Шёпот даарду дрожит, а на измученном личике за отчаянием теперь ещё – всепожирающая, страстная надежда. Гриз Арделл откликается этой надежде понимающим кивком.
– И в чём они поклялись вам? Отыскать его?
– Не отыскать, нет, сестра… освободить. Они… знают, да.
Хаата словно забывает, что она предатель, что на руке у неё – веретенщик. Делает шаг, словно вырастая в своих серых крапивных отрепьях. И шепчет с загоревшимися глазами:
– Знают, где он… хитрый зверь, прятался, нашли. Теперь только освободить. Чтобы – в нужную руку.
– Но вы не сможете…
– Нет, не мы! Нужная рука нашлась. Нужная Печать. Истинный, кто может его укротить. Понимаешь ли?
Я не понимаю ничего, только сердце стучит и колотится, и аромат роз наплывает волнами – тревожный, острый. Куда идёт этот разговор? Почему Арделл кивает так, будто всё уже сказано?
– Понимаю, Хаата. Теперь последнее. Но перед тем, как проститься – знай, что я отзовусь тебе. Слышишь? Если нужно будет – я всегда отзовусь тебе.

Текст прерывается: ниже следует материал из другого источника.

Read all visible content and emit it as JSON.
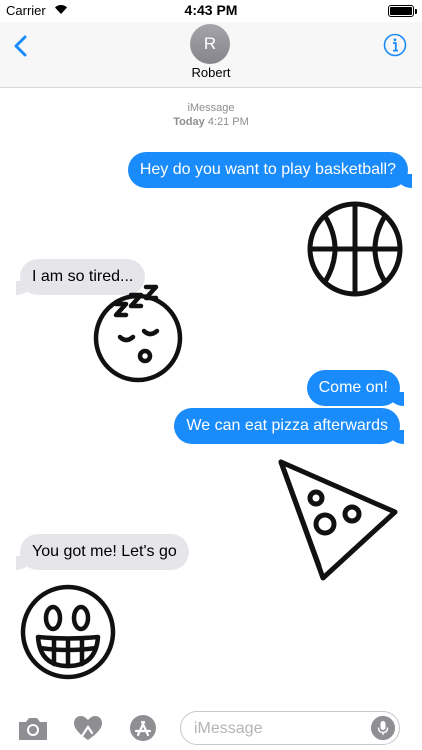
{
  "status_bar": {
    "carrier": "Carrier",
    "time": "4:43 PM",
    "signal_icon": "wifi-icon",
    "battery_icon": "battery-icon"
  },
  "header": {
    "avatar_initial": "R",
    "contact_name": "Robert",
    "back_icon": "chevron-left-icon",
    "info_icon": "info-icon"
  },
  "conversation": {
    "service": "iMessage",
    "date_label": "Today",
    "time_label": "4:21 PM",
    "messages": [
      {
        "from": "me",
        "text": "Hey do you want to play basketball?"
      },
      {
        "from": "them",
        "text": "I am so tired..."
      },
      {
        "from": "me",
        "text": "Come on!"
      },
      {
        "from": "me",
        "text": "We can eat pizza afterwards"
      },
      {
        "from": "them",
        "text": "You got me! Let's go"
      }
    ],
    "stickers": [
      "basketball-sticker",
      "sleepy-face-sticker",
      "pizza-slice-sticker",
      "grinning-face-sticker"
    ]
  },
  "input_bar": {
    "placeholder": "iMessage",
    "value": "",
    "icons": [
      "camera-icon",
      "digital-touch-heart-icon",
      "app-store-icon",
      "microphone-icon"
    ]
  },
  "colors": {
    "outgoing_bubble": "#1a8bfb",
    "incoming_bubble": "#e5e5ea",
    "accent": "#1a8bfb",
    "gray_icon": "#8e8e93"
  }
}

Голос у неё грустный и ласковый, словно растаётся с дорогой подругой. А Хаата в ответ плачет, уже не скрываясь, и улыбается искорёженной, страшной улыбкой того, кто всё решил.
– Ты выполнила приказ о Касильде Виверрент, – говорит Гризельда Арделл. – И ты избегала меня, чтобы я не спросила этого… верно? Кто был во втором приказе? Эвальд Шеннетский?
– Ты.
Хаата чуть стискивает в пальцах шипящую тварь и наконец прорывается в смех – полускрип-полушелест. Смех сотрясает её, и с трудом можно разобрать слова.
– К нему… не подойти… сразу они знали… не хотели показывать, кто… Сказали – тебя. Тебя! И других… чтобы не поцелуй. Чтобы не проснулась. Не позову, сестра! Не зовут оттуда.
Я вдруг понимаю, на что она решилась. Была ли она послана в группу уже связанная клятвой? Или её завербовали позже, когда она уже узнала Гриз Арделл? И уже поставила её жизнь выше своей?
И тут же окатывает варом понимания – для чего даарду всё время держала на виду веретенщика.
– Эти… не кусают, – кивает она на свою ладонь. – Не кусают нас. Если не… попросить.
Глубоко вдыхает, чтобы прошептать ещё что-то – прощание, а может, команду для ядовитой твари на ладони. Но в этот миг Гриз Арделл делает шаг вперёд – и вскидывает ладонь, осыпая себя пылью с бирюзовыми отсветами.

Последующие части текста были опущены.